A Ukrainian city near the border of Russia is one of Cincinnati's sister cities. Members of the Cincinnati-Kharkiv Sister City Partnership met on Zoom Thursday to talk about the threat of war. One of the partnership founders, Valeriy Bakumenko, says Ukraine and Russia want peace, but Vladimir Putin has other ideas.

"We are one people, we are one country, and the Ukrainian experiment is doomed to failure," Bakumenko says. "This is what he (Putin) feels. We don't feel that."

He points out Kharkiv is 26 miles from Russia, and could be shelled without Russian troops having to cross the border.

Andriy Klymyshyn says his country is at war and has been since 2014. "We have all the support of Europe, and the United States, Canada and other countries, and that brings me some belief there will not be the real attack, real escalation; that Kharkiv will not be bombed, or something like that."

Klymyshyn says he's too old to be drafted if Russia invades, but is willing to learn how to fight, and may join a community defense force if necessary.

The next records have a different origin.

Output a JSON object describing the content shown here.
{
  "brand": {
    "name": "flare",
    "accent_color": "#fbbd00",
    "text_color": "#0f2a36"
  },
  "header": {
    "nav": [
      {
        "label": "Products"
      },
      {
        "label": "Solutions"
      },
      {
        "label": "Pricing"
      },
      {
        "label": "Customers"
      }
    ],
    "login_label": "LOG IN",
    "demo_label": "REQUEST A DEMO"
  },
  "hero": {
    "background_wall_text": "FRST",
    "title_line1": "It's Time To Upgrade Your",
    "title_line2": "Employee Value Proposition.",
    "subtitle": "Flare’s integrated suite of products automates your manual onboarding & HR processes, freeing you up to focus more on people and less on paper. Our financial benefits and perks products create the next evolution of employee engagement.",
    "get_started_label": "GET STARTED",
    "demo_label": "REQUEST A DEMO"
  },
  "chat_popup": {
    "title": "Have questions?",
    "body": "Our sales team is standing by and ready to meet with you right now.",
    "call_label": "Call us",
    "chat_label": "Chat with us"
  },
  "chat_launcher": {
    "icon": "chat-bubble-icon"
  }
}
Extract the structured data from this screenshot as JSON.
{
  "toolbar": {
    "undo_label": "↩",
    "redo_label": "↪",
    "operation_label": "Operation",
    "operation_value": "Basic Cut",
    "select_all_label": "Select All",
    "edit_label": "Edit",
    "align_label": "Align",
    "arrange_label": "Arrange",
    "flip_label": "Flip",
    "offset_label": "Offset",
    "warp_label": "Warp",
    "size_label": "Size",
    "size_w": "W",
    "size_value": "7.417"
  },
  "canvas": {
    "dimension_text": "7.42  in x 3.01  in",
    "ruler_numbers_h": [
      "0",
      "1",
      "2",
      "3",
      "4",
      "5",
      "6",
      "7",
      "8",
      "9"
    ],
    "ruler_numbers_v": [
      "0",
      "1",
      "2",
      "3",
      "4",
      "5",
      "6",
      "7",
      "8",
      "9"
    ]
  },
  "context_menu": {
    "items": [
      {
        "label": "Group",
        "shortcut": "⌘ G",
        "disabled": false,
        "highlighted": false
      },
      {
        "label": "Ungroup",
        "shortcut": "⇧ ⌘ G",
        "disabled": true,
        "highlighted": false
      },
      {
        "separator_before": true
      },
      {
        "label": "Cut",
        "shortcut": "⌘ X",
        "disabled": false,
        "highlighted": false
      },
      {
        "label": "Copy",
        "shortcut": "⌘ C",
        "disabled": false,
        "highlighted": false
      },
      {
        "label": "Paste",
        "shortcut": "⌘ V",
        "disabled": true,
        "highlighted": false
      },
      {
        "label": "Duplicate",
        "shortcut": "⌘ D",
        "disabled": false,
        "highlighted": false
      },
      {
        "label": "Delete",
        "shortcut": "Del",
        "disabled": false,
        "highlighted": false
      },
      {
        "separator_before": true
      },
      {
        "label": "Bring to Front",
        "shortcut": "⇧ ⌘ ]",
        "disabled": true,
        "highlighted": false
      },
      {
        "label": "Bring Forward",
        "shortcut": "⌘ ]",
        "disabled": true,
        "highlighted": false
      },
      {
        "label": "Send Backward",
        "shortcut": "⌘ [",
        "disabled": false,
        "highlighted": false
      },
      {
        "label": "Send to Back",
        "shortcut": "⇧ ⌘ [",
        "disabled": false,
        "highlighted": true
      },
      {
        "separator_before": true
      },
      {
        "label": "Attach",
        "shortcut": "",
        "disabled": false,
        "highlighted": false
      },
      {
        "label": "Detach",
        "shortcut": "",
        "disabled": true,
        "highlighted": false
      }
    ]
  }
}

Viktoriia Mariniuk is on the Partnership board, and teaches English to adults in Ukraine. "People gathered in the center of the city to express their desire to live in peace, to live in the independent country. Yes, this is the attitude. People want peace. They want independence and that's it," she says.

Mariniuk says despite the threat of war, there's a sense of normalcy in Kharkiv.